Dr. Dr. Edelman,
I have heard that the newer meds for type 2 diabetes (SGLT2 inhibitors and GLP-1 RAs) can prevent heart disease. Can you take them together? Also, can they cause low blood sugar levels or hypoglycemia?
Dr. Edelman: These two classes of medications are not really new, but what is new are the studies looking at their effects on heart disease in people with type 2 diabetes. The first class are the GLP-1 RAs (ready for this…glucagon-like receptor agonists) that have been around since 1995, and the common ones are called Bydureon, Victoza, Trulicity, Ozempic and Rybelsus. They are all injectable from once daily to weekly, and the newest one (Rybelsus) is an oral tablet. They have clearly been shown to reduce heart attacks in addition to lowering glucose values and A1c.
The SGLT2 inhibitors (Jardiance, Invokana, Farxiga and Steglatro) work by a completely different mechanism, but have been shown to reduce a common condition called congestive heart failure that causes hospitalization and death in some cases (sorry to scare anyone). They most recently have been shown to reduce the progression of diabetic kidney disease, which is a huge thing! They also lower glucose values and A1c.

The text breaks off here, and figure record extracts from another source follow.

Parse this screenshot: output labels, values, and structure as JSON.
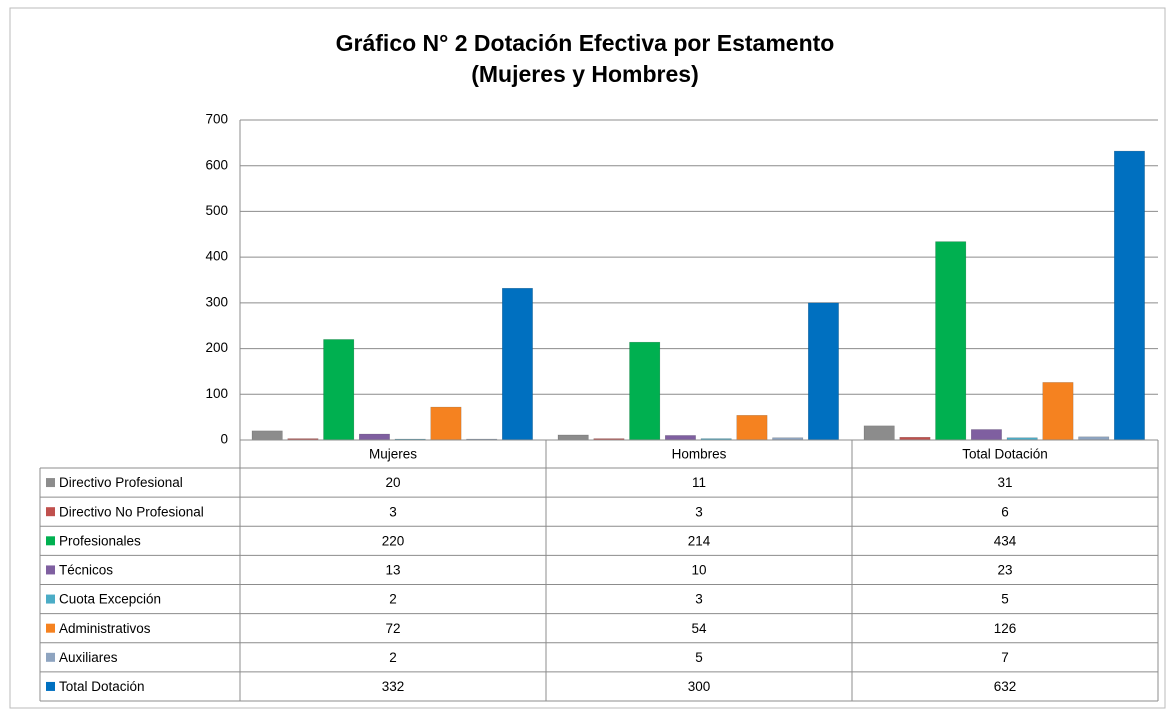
{
  "chart_data": {
    "type": "bar",
    "title": "Gráfico N° 2 Dotación Efectiva por Estamento",
    "subtitle": "(Mujeres y Hombres)",
    "categories": [
      "Mujeres",
      "Hombres",
      "Total Dotación"
    ],
    "series": [
      {
        "name": "Directivo Profesional",
        "color": "#8c8c8c",
        "values": [
          20,
          11,
          31
        ]
      },
      {
        "name": "Directivo No Profesional",
        "color": "#c0504d",
        "values": [
          3,
          3,
          6
        ]
      },
      {
        "name": "Profesionales",
        "color": "#00b050",
        "values": [
          220,
          214,
          434
        ]
      },
      {
        "name": "Técnicos",
        "color": "#7f5fa0",
        "values": [
          13,
          10,
          23
        ]
      },
      {
        "name": "Cuota Excepción",
        "color": "#4bacc6",
        "values": [
          2,
          3,
          5
        ]
      },
      {
        "name": "Administrativos",
        "color": "#f58220",
        "values": [
          72,
          54,
          126
        ]
      },
      {
        "name": "Auxiliares",
        "color": "#8ea4c0",
        "values": [
          2,
          5,
          7
        ]
      },
      {
        "name": "Total Dotación",
        "color": "#0070c0",
        "values": [
          332,
          300,
          632
        ]
      }
    ],
    "ylim": [
      0,
      700
    ],
    "yticks": [
      0,
      100,
      200,
      300,
      400,
      500,
      600,
      700
    ],
    "grid": true
  }
}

Can they be used together? ABSOLUTELY, and they commonly are in clinical practice. In addition to primary care doctors and diabetes specialists, cardiologists and kidney doctors are prescribing them frequently as well. The American Diabetes Association recommends them to be used together. Both of these classes of medications do not cause hypoglycemia, but if they are used with another diabetes drug that does cause hypoglycemia such as insulin and sulfonylureas (glipizide, glimepiride, Glucotrol, etc) then of course you need to be on the lookout for hypoglycemia, and the insulin and/or sulfonylurea needs to be reduced. Always talk to your prover first! Stay healthy!